Capturing the Light by Roger Watson and Helen Rappaport is interesting enough – it’s an interesting subject, the book is not especially academic, and is structured very much as you would expect – which is where I find it weakest.
Tracing the lives of Daguerre and Fox Talbot it aims to create some kind of race as to whom will make the discovery. It is these forms of history that always leave me uncomfortable. Firstly, we get the competitive history, so discoveries being led by the chase – however in this case it is quite difficult to have a ‘race’ when neither party knows the other exists. The book is structured with alternating chapters dedicated to each man, so we get the building tension of an edited contest.
Secondly we get the divisional history, popular unpopular, rich man poor man etc – so we see the quiet, posher Englishman versus loud, brash, poorer French man. Also we get the ‘invention’ history, whereby a name goes down as the inventor and what went before, or after is ignored. The book does try and avoid this, highlighting Wedgwood and Niépce, but it is lost somewhat when the race to the finishing line is the overarching structure of the book.
Its a pretty easy to read account – not overly academic, and pretty easy on the chemistry. We learn the various paths taken by the ‘inventors’ towards their discovery and subsequently to monetise the discoveries – the French government purchase the Daguerre process and the problems with patenting faced by Talbot.

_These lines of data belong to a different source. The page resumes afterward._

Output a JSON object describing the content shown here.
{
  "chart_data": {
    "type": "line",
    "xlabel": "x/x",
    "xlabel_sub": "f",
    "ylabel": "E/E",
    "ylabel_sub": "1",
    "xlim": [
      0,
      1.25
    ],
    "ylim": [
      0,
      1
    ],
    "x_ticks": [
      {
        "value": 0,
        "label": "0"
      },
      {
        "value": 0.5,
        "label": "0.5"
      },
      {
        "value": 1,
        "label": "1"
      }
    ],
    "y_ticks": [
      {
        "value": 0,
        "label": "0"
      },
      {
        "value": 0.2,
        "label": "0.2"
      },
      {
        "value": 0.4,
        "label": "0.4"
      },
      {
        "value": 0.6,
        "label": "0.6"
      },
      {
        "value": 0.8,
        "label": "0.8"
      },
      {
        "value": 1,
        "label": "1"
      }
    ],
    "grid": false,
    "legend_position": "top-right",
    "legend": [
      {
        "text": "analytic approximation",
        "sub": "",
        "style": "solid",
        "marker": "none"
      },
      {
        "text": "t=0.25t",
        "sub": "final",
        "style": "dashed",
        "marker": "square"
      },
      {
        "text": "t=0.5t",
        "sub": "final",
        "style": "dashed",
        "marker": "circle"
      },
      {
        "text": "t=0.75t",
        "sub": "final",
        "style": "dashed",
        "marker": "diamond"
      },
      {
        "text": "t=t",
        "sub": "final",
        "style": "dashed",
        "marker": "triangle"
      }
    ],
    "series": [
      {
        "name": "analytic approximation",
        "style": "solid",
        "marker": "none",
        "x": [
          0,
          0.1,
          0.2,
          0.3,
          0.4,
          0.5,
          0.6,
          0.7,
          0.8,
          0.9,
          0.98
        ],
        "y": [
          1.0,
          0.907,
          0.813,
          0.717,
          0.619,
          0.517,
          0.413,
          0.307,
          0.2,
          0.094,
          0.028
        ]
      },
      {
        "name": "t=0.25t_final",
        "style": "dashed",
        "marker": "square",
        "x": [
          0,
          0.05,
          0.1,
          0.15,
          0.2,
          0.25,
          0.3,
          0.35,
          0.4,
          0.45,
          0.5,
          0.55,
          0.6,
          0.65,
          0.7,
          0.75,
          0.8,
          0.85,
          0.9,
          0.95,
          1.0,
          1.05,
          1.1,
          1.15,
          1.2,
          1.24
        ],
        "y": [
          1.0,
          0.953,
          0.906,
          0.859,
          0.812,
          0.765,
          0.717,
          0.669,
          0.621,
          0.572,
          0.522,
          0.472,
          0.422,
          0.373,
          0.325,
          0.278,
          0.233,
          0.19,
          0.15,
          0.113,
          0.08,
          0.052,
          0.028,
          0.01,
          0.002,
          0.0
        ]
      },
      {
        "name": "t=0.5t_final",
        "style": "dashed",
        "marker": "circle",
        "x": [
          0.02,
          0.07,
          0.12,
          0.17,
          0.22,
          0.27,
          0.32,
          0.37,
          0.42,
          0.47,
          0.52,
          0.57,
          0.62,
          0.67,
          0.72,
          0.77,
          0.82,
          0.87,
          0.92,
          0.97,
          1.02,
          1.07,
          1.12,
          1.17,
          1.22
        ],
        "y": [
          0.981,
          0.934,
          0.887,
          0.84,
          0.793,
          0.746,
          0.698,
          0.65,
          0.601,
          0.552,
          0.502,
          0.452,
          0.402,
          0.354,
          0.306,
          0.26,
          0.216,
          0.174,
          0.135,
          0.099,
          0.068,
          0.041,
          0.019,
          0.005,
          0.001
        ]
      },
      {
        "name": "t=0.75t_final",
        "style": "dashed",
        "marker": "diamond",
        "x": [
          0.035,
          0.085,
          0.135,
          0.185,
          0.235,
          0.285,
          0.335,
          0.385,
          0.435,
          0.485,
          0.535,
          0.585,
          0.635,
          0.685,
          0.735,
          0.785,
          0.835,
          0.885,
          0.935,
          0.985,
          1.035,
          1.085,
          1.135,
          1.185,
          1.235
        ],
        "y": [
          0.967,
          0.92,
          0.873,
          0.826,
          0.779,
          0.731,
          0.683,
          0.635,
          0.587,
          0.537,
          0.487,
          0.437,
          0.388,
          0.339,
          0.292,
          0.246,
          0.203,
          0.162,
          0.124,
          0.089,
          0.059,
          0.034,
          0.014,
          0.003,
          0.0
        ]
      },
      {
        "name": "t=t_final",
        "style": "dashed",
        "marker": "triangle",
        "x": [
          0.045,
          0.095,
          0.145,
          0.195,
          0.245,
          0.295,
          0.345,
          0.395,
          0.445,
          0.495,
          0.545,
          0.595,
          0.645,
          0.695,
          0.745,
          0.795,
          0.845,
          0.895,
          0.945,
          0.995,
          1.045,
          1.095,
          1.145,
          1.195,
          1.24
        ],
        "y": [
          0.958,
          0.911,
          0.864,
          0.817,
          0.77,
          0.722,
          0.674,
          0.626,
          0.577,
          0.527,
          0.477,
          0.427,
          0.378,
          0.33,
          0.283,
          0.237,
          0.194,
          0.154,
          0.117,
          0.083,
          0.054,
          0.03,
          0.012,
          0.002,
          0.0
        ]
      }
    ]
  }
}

The book does seem to favour Fox-Talbot, probably based on the fact Roger Watson is curator at the Fox-Talbot museum, and Daguerre does sound like a bit of a chancer who could equally have been running the waltzer at the funfair as working on a scientific project. But its an accessible read, I have no reason to doubt its factual content, and if we are aware and accept the structural framework employed within the book then it was a enjoyable read.